Ho scoperto le edizioni Usborne su amazon, una vera garanzia di successo, non si sbaglia mai! Ho scelto dei libri tattili adatti per bimbi di 9 mesi e più.
Le pagine dei libri che ho acquistato sono cartonate, molto resistenti e facili da girare autonomamente. Inoltre,  molto colorate e belle, non ci sono storielle solo figure,  ma davvero utili per far familiarizzare i bimbi piccoli con i libri.
Mia figlia ha  apprezzato tantissimo questi libriccini e a distanza di tempo catturano ancora la sua attenzione.
Come si vede dalle foto...
Certo, particolare attenzione va fatta con i libri che al loro interno prevedono le finestrelle....perchè quelle vengono distrutte in un attimo se non si resta al fianco del proprio bambino nel momento della lettura del libro o se ci si distrae anche solo un attimo...



sabato 21 settembre 2013

Pesciolini si nasce


Tanti simpatici giochini

La piscina


Un'esperienza fantastica, un momento di relax e di grande intesa reciproca.
Questo è per me il corso di acquaticità. 
La prima volta che la mia bimba è entrata in piscina aveva poco più di 4 mesi e la sua reazione non è stata affatto di meraviglia, è stata a proprio agio da subito,  per lei la cosa più normale del mondo. Non ha pianto. Neanche quando l'istruttrice, davanti ai miei occhi sbalorditi, ha immerso la bimba sott'acqua. Era felice.  Io no, (cioè SI, ero felice...), ci ho messo un paio di lezioni per acquisire disinvoltura e per non essere impacciata.  Non ero mai entrata in una piscina . Non sono molto "acquatica". So nuotare. Stop.
La lezione ha una durata di 50 minuti ed è strutturata per favorire il contatto reciproco fra il genitore e il bambino. 
Il corso di acquaticità non si prefigge  obiettivi tecnici. L'istruttore altro non è che un mediatore tra il genitore e il bambino. L'obiettivo è creare un'ambiente stimolante e favorire la relazione tra tra mamma-bambino, papà-bambino. Il corso prevede la presenza di un solo genitore in acqua, noi solitamente ci alterniamo.
I giochini, le luci presenti in piscina fanno vivere al bimbo nuove esperienze giocose e divertenti e tante piacevoli sensazioni, ma oltre ad essere un'attività divertente e stimolante,  offre  vantaggi per lo sviluppo fisico e motorio.
Ma l'aspetto per me più importante è la grande intesa reciproca , la fiducia e l'effetto rilassante. Un appuntamento settimanale da rispettare, perché anche se a volte le innumerevoli cose da fare di porterebbero a pensare di saltare la lezione, quando sei lì non puoi che essere felice di non aver ceduto alla tentazione di restare a casa.
E poi diciamolo...in acqua la bimba non pesa e le mie braccia ringraziano. :-)
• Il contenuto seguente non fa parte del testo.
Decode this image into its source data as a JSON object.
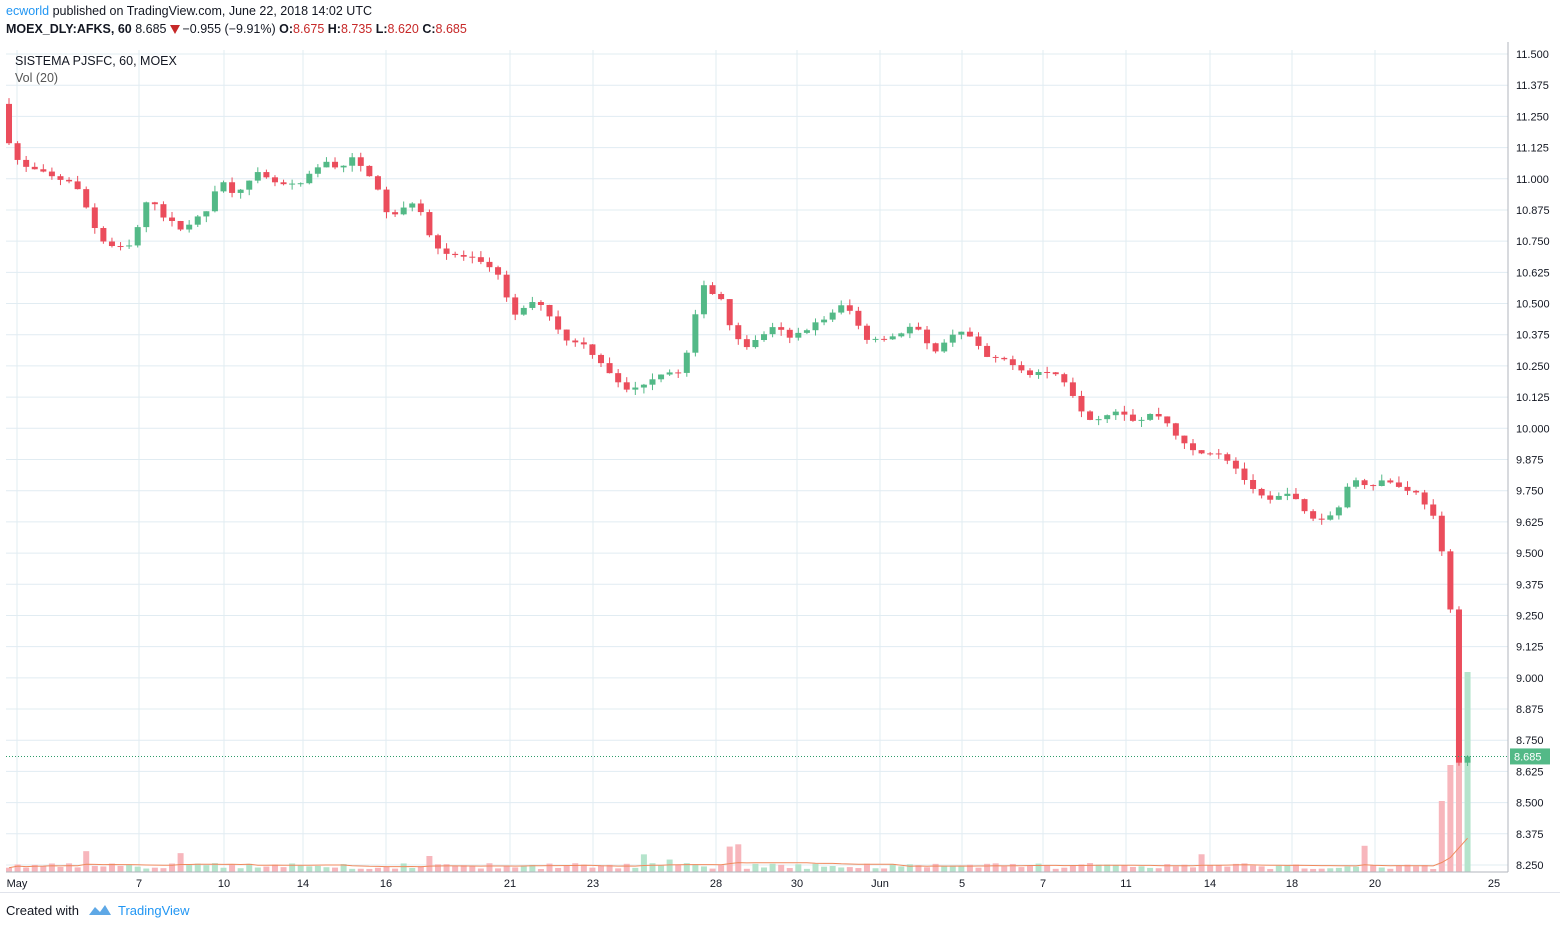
{
  "header": {
    "author": "ecworld",
    "published_text": "published on TradingView.com, June 22, 2018 14:02 UTC",
    "symbol": "MOEX_DLY:AFKS, 60",
    "last": "8.685",
    "change": "−0.955 (−9.91%)",
    "o_label": "O:",
    "o_value": "8.675",
    "h_label": "H:",
    "h_value": "8.735",
    "l_label": "L:",
    "l_value": "8.620",
    "c_label": "C:",
    "c_value": "8.685"
  },
  "legend": {
    "title": "SISTEMA PJSFC, 60, MOEX",
    "volume": "Vol (20)"
  },
  "footer": {
    "created_with": "Created with",
    "brand": "TradingView"
  },
  "colors": {
    "up": "#53b987",
    "down": "#eb4d5c",
    "up_volume": "#b5e4cc",
    "down_volume": "#f7b6bc",
    "grid": "#e1ecf2",
    "ma": "#f08a5d",
    "price_line": "#2e9c6a",
    "text": "#131722",
    "brand": "#2196f3"
  },
  "chart_data": {
    "type": "candlestick",
    "title": "SISTEMA PJSFC, 60, MOEX",
    "ylim": [
      8.25,
      11.5
    ],
    "y_ticks": [
      "11.500",
      "11.375",
      "11.250",
      "11.125",
      "11.000",
      "10.875",
      "10.750",
      "10.625",
      "10.500",
      "10.375",
      "10.250",
      "10.125",
      "10.000",
      "9.875",
      "9.750",
      "9.625",
      "9.500",
      "9.375",
      "9.250",
      "9.125",
      "9.000",
      "8.875",
      "8.750",
      "8.625",
      "8.500",
      "8.375",
      "8.250"
    ],
    "x_ticks": [
      "May",
      "7",
      "10",
      "14",
      "16",
      "21",
      "23",
      "28",
      "30",
      "Jun",
      "5",
      "7",
      "11",
      "14",
      "18",
      "20",
      "25"
    ],
    "last_price": "8.685",
    "volume_label": "Vol (20)",
    "grid": true,
    "price_series": [
      [
        0,
        11.3
      ],
      [
        2,
        11.2
      ],
      [
        6,
        11.1
      ],
      [
        10,
        11.05
      ],
      [
        18,
        11.03
      ],
      [
        26,
        11.0
      ],
      [
        34,
        10.99
      ],
      [
        42,
        10.85
      ],
      [
        46,
        10.76
      ],
      [
        52,
        10.73
      ],
      [
        58,
        10.72
      ],
      [
        62,
        10.74
      ],
      [
        66,
        10.87
      ],
      [
        70,
        10.93
      ],
      [
        76,
        10.85
      ],
      [
        84,
        10.8
      ],
      [
        90,
        10.83
      ],
      [
        96,
        10.87
      ],
      [
        102,
        11.0
      ],
      [
        108,
        10.95
      ],
      [
        114,
        10.97
      ],
      [
        120,
        11.02
      ],
      [
        126,
        10.99
      ],
      [
        134,
        10.97
      ],
      [
        140,
        10.98
      ],
      [
        146,
        11.03
      ],
      [
        152,
        11.07
      ],
      [
        158,
        11.04
      ],
      [
        164,
        11.08
      ],
      [
        168,
        11.05
      ],
      [
        174,
        11.0
      ],
      [
        178,
        10.9
      ],
      [
        182,
        10.84
      ],
      [
        188,
        10.88
      ],
      [
        194,
        10.92
      ],
      [
        198,
        10.82
      ],
      [
        202,
        10.74
      ],
      [
        208,
        10.7
      ],
      [
        214,
        10.69
      ],
      [
        220,
        10.68
      ],
      [
        226,
        10.65
      ],
      [
        232,
        10.62
      ],
      [
        236,
        10.52
      ],
      [
        240,
        10.45
      ],
      [
        246,
        10.5
      ],
      [
        252,
        10.5
      ],
      [
        256,
        10.45
      ],
      [
        260,
        10.4
      ],
      [
        264,
        10.35
      ],
      [
        270,
        10.35
      ],
      [
        274,
        10.32
      ],
      [
        278,
        10.28
      ],
      [
        282,
        10.25
      ],
      [
        286,
        10.2
      ],
      [
        290,
        10.16
      ],
      [
        294,
        10.15
      ],
      [
        298,
        10.17
      ],
      [
        304,
        10.2
      ],
      [
        310,
        10.23
      ],
      [
        316,
        10.22
      ],
      [
        320,
        10.3
      ],
      [
        324,
        10.45
      ],
      [
        328,
        10.58
      ],
      [
        332,
        10.54
      ],
      [
        336,
        10.52
      ],
      [
        340,
        10.42
      ],
      [
        344,
        10.36
      ],
      [
        348,
        10.33
      ],
      [
        352,
        10.35
      ],
      [
        356,
        10.38
      ],
      [
        360,
        10.4
      ],
      [
        364,
        10.39
      ],
      [
        368,
        10.36
      ],
      [
        372,
        10.38
      ],
      [
        376,
        10.4
      ],
      [
        380,
        10.42
      ],
      [
        384,
        10.44
      ],
      [
        388,
        10.46
      ],
      [
        392,
        10.49
      ],
      [
        396,
        10.47
      ],
      [
        400,
        10.41
      ],
      [
        404,
        10.36
      ],
      [
        410,
        10.36
      ],
      [
        416,
        10.37
      ],
      [
        422,
        10.39
      ],
      [
        426,
        10.42
      ],
      [
        430,
        10.36
      ],
      [
        434,
        10.31
      ],
      [
        438,
        10.32
      ],
      [
        442,
        10.36
      ],
      [
        446,
        10.4
      ],
      [
        450,
        10.38
      ],
      [
        454,
        10.35
      ],
      [
        458,
        10.3
      ],
      [
        462,
        10.27
      ],
      [
        466,
        10.28
      ],
      [
        470,
        10.27
      ],
      [
        474,
        10.25
      ],
      [
        478,
        10.22
      ],
      [
        482,
        10.22
      ],
      [
        486,
        10.23
      ],
      [
        490,
        10.22
      ],
      [
        494,
        10.21
      ],
      [
        498,
        10.17
      ],
      [
        502,
        10.1
      ],
      [
        506,
        10.05
      ],
      [
        510,
        10.03
      ],
      [
        514,
        10.05
      ],
      [
        518,
        10.07
      ],
      [
        522,
        10.07
      ],
      [
        526,
        10.05
      ],
      [
        530,
        10.02
      ],
      [
        534,
        10.05
      ],
      [
        538,
        10.06
      ],
      [
        542,
        10.04
      ],
      [
        546,
        10.0
      ],
      [
        550,
        9.95
      ],
      [
        554,
        9.92
      ],
      [
        558,
        9.9
      ],
      [
        562,
        9.9
      ],
      [
        566,
        9.91
      ],
      [
        570,
        9.89
      ],
      [
        574,
        9.86
      ],
      [
        578,
        9.82
      ],
      [
        582,
        9.77
      ],
      [
        586,
        9.73
      ],
      [
        590,
        9.72
      ],
      [
        594,
        9.7
      ],
      [
        598,
        9.75
      ],
      [
        602,
        9.74
      ],
      [
        606,
        9.68
      ],
      [
        610,
        9.65
      ],
      [
        614,
        9.63
      ],
      [
        618,
        9.64
      ],
      [
        622,
        9.66
      ],
      [
        626,
        9.72
      ],
      [
        630,
        9.8
      ],
      [
        634,
        9.79
      ],
      [
        638,
        9.77
      ],
      [
        642,
        9.78
      ],
      [
        646,
        9.8
      ],
      [
        650,
        9.77
      ],
      [
        654,
        9.76
      ],
      [
        658,
        9.75
      ],
      [
        662,
        9.73
      ],
      [
        666,
        9.67
      ],
      [
        670,
        9.62
      ],
      [
        672,
        9.5
      ],
      [
        674,
        9.3
      ],
      [
        676,
        9.27
      ],
      [
        678,
        8.85
      ],
      [
        679,
        8.65
      ],
      [
        681,
        8.685
      ]
    ],
    "volume_series_note": "low baseline with spike at end"
  }
}
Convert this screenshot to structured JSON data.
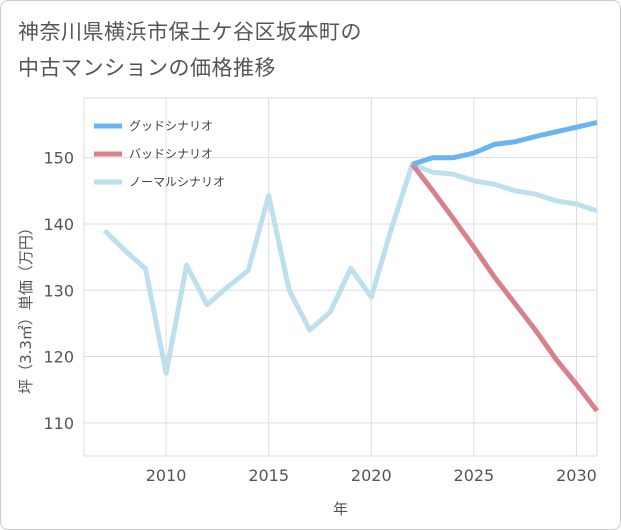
{
  "title_line1": "神奈川県横浜市保土ケ谷区坂本町の",
  "title_line2": "中古マンションの価格推移",
  "chart_data": {
    "type": "line",
    "title": "神奈川県横浜市保土ケ谷区坂本町の中古マンションの価格推移",
    "xlabel": "年",
    "ylabel": "坪（3.3㎡）単価（万円）",
    "xlim": [
      2006,
      2031
    ],
    "ylim": [
      105,
      159
    ],
    "xticks": [
      2010,
      2015,
      2020,
      2025,
      2030
    ],
    "yticks": [
      110,
      120,
      130,
      140,
      150
    ],
    "grid": true,
    "legend_position": "top-left",
    "series": [
      {
        "name": "グッドシナリオ",
        "color": "#6ab4f0",
        "x": [
          2022,
          2023,
          2024,
          2025,
          2026,
          2027,
          2028,
          2029,
          2030,
          2031
        ],
        "y": [
          149.0,
          150.0,
          150.0,
          150.7,
          152.0,
          152.4,
          153.2,
          153.9,
          154.6,
          155.3
        ]
      },
      {
        "name": "バッドシナリオ",
        "color": "#d9818a",
        "x": [
          2022,
          2023,
          2024,
          2025,
          2026,
          2027,
          2028,
          2029,
          2030,
          2031
        ],
        "y": [
          149.0,
          145.0,
          140.8,
          136.5,
          132.0,
          128.0,
          124.0,
          119.6,
          115.8,
          111.8
        ]
      },
      {
        "name": "ノーマルシナリオ",
        "color": "#bee0ee",
        "x": [
          2007,
          2008,
          2009,
          2010,
          2011,
          2012,
          2013,
          2014,
          2015,
          2016,
          2017,
          2018,
          2019,
          2020,
          2021,
          2022,
          2023,
          2024,
          2025,
          2026,
          2027,
          2028,
          2029,
          2030,
          2031
        ],
        "y": [
          139.0,
          136.0,
          133.2,
          117.5,
          133.8,
          127.8,
          130.5,
          133.0,
          144.3,
          130.0,
          124.0,
          126.7,
          133.3,
          129.0,
          139.5,
          149.0,
          147.8,
          147.5,
          146.5,
          146.0,
          145.0,
          144.5,
          143.5,
          143.0,
          142.0
        ]
      }
    ]
  }
}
Fare le foto dentro la piscina non è facile, le luci non aiutano.

Love 
Happy :-)

Relax...
Uno, due, tre....doccia!
Coccole post immersione
Andiamo giù a dare un'occhiatina...;-)

sabato 31 agosto 2013

I love my pouch sling!


Ho acquistato diversi tipi di fasce, alcune relativamente costose, e ho capito che la mia preferita, al momento, è questa! La pouch sling. 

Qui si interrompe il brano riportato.